No BMP-6 foram encontradas as seguintes alterações: c.1281+24 T→C, c.1281-197 T→C, c.1029 C→T, c.1104 G→C e c.1542+4 G→A. Todas as alterações se encontraram no estado de heterozigotia, tendo as 4 primeiras já sido discutidas nos casos acima descritos. A alteração c.1542+4 G→A não se encontra descrita no PubMed. A análise de splicing (Tabela IV.25) revela que não existe alteração no local aceitador de splicing, por outro lado há um aumento do valor do score do local de branch point de 52,64 para 82,27, para além disso verifica-se o desaparecimento de um motivo enhancer concomitante com o aparecimento de outro com um score semelhante. O branch point corresponde a um loop que ocorre durante o processo de splicing. Após o aparecimento dessa estrutura, ocorrem reacções que levam à libertação do intrão e à fusão dos exões adjacentes. Por fim, o intrão é separado do complexo pelo spliceossoma, sendo posteriormente degradado (Corvelo et al., 2010).

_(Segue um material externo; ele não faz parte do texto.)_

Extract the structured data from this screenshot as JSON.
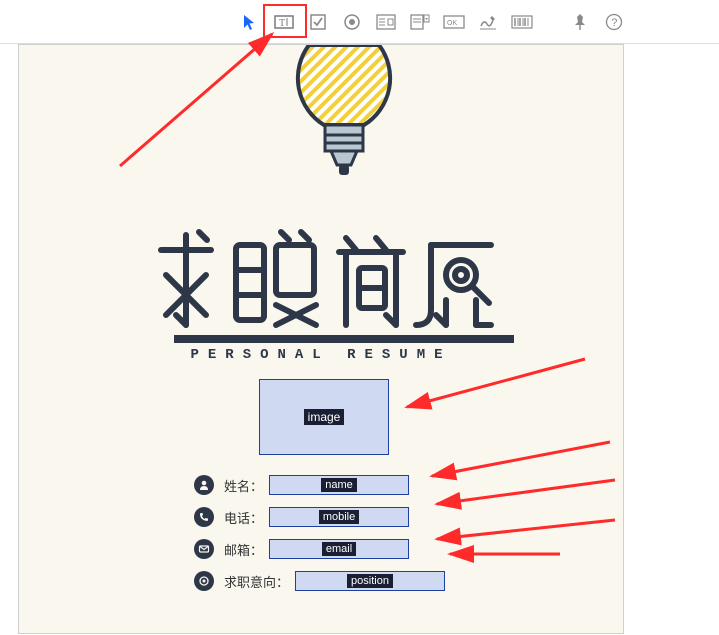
{
  "toolbar": {
    "icons": {
      "pointer": "pointer-icon",
      "text": "text-field-icon",
      "checkbox": "checkbox-icon",
      "radio": "radio-icon",
      "form": "form-icon",
      "dropdown": "dropdown-icon",
      "okbox": "ok-button-icon",
      "signature": "signature-icon",
      "barcode": "barcode-icon",
      "pin": "pin-icon",
      "help": "help-icon"
    }
  },
  "document": {
    "title_cn": "求职简历",
    "subtitle_en": "PERSONAL  RESUME",
    "image_placeholder_label": "image",
    "fields": {
      "name": {
        "label": "姓名：",
        "placeholder": "name"
      },
      "mobile": {
        "label": "电话：",
        "placeholder": "mobile"
      },
      "email": {
        "label": "邮箱：",
        "placeholder": "email"
      },
      "position": {
        "label": "求职意向：",
        "placeholder": "position"
      }
    }
  }
}
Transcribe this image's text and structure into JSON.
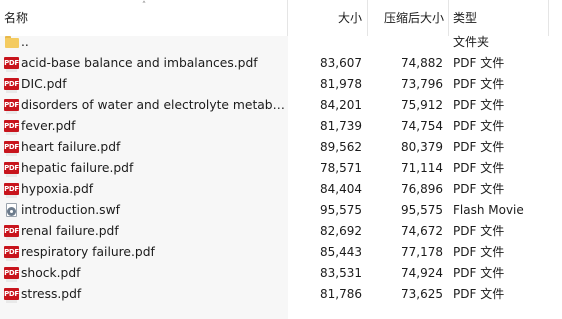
{
  "header": {
    "name": "名称",
    "size": "大小",
    "compressed_size": "压缩后大小",
    "type": "类型"
  },
  "rows": [
    {
      "icon": "folder-icon",
      "name": "..",
      "size": "",
      "compressed_size": "",
      "type": "文件夹"
    },
    {
      "icon": "pdf-icon",
      "name": "acid-base balance and imbalances.pdf",
      "size": "83,607",
      "compressed_size": "74,882",
      "type": "PDF 文件"
    },
    {
      "icon": "pdf-icon",
      "name": "DIC.pdf",
      "size": "81,978",
      "compressed_size": "73,796",
      "type": "PDF 文件"
    },
    {
      "icon": "pdf-icon",
      "name": "disorders of water and electrolyte metaboli...",
      "size": "84,201",
      "compressed_size": "75,912",
      "type": "PDF 文件"
    },
    {
      "icon": "pdf-icon",
      "name": "fever.pdf",
      "size": "81,739",
      "compressed_size": "74,754",
      "type": "PDF 文件"
    },
    {
      "icon": "pdf-icon",
      "name": "heart failure.pdf",
      "size": "89,562",
      "compressed_size": "80,379",
      "type": "PDF 文件"
    },
    {
      "icon": "pdf-icon",
      "name": "hepatic failure.pdf",
      "size": "78,571",
      "compressed_size": "71,114",
      "type": "PDF 文件"
    },
    {
      "icon": "pdf-icon",
      "name": "hypoxia.pdf",
      "size": "84,404",
      "compressed_size": "76,896",
      "type": "PDF 文件"
    },
    {
      "icon": "swf-icon",
      "name": "introduction.swf",
      "size": "95,575",
      "compressed_size": "95,575",
      "type": "Flash Movie"
    },
    {
      "icon": "pdf-icon",
      "name": "renal failure.pdf",
      "size": "82,692",
      "compressed_size": "74,672",
      "type": "PDF 文件"
    },
    {
      "icon": "pdf-icon",
      "name": "respiratory failure.pdf",
      "size": "85,443",
      "compressed_size": "77,178",
      "type": "PDF 文件"
    },
    {
      "icon": "pdf-icon",
      "name": "shock.pdf",
      "size": "83,531",
      "compressed_size": "74,924",
      "type": "PDF 文件"
    },
    {
      "icon": "pdf-icon",
      "name": "stress.pdf",
      "size": "81,786",
      "compressed_size": "73,625",
      "type": "PDF 文件"
    }
  ],
  "pdf_icon_text": "PDF"
}
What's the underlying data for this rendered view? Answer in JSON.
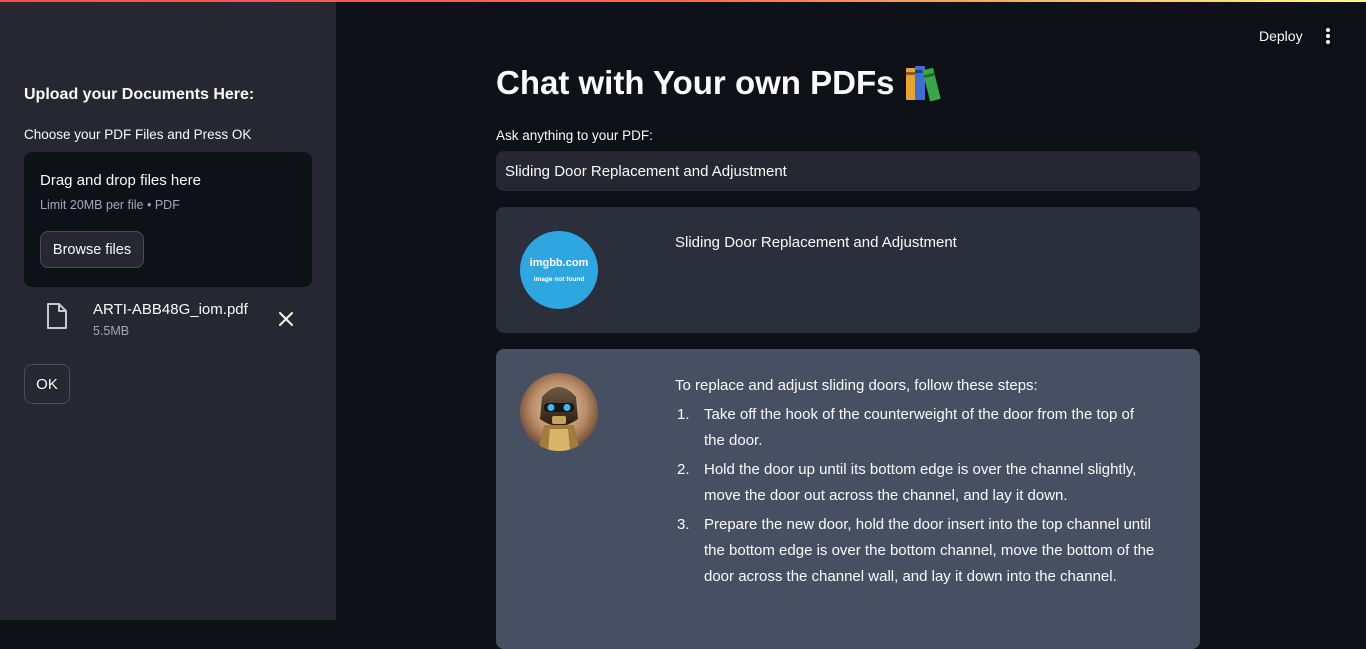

Relativamente à mutação encontrada em heterozigotia no gene TfR2, c.1851 C→T (A617A), já se encontra descrita no PubMed com uma MAF de 15,4% para o alelo T e sendo um polimorfismo descrito como não tendo importância clinica relevante (Lee et al., 2001; Santos et al., 2011). A análise de splicing (Tabela IV.26) revelou que não existem alterações que justifiquem a existência de mecanismos de splicing alternativo.

Apesar de, neste indivíduo, terem sido encontradas várias alterações aliadas à homozigotia para a H63D no gene HFE, o quadro de sobrecarga em ferro neste indivíduo é extremamente grave e o genótipo observado não o justifica.

V.2.5-Caso 11

O caso número 11 corresponde a um indivíduo do sexo masculino, cuja informação relativa à idade nos é desconhecida. É sabido que apresenta heterozigotia para a mutação H63D no gene HFE. Neste caso encontrou-se apenas uma alteração no gene BMP-6, a c.1281+24 T→C em heterozigotia, anteriormente descrita para o indivíduo número 1. Os valores de ferritina observados neste caso são de 4000 µg/L, um fenótipo característico de excesso de ferro, mas que é pouco provável que seja justificado pela presença da mutação anteriormente referida juntamente com a H63D em heterozigotia no gene HFE.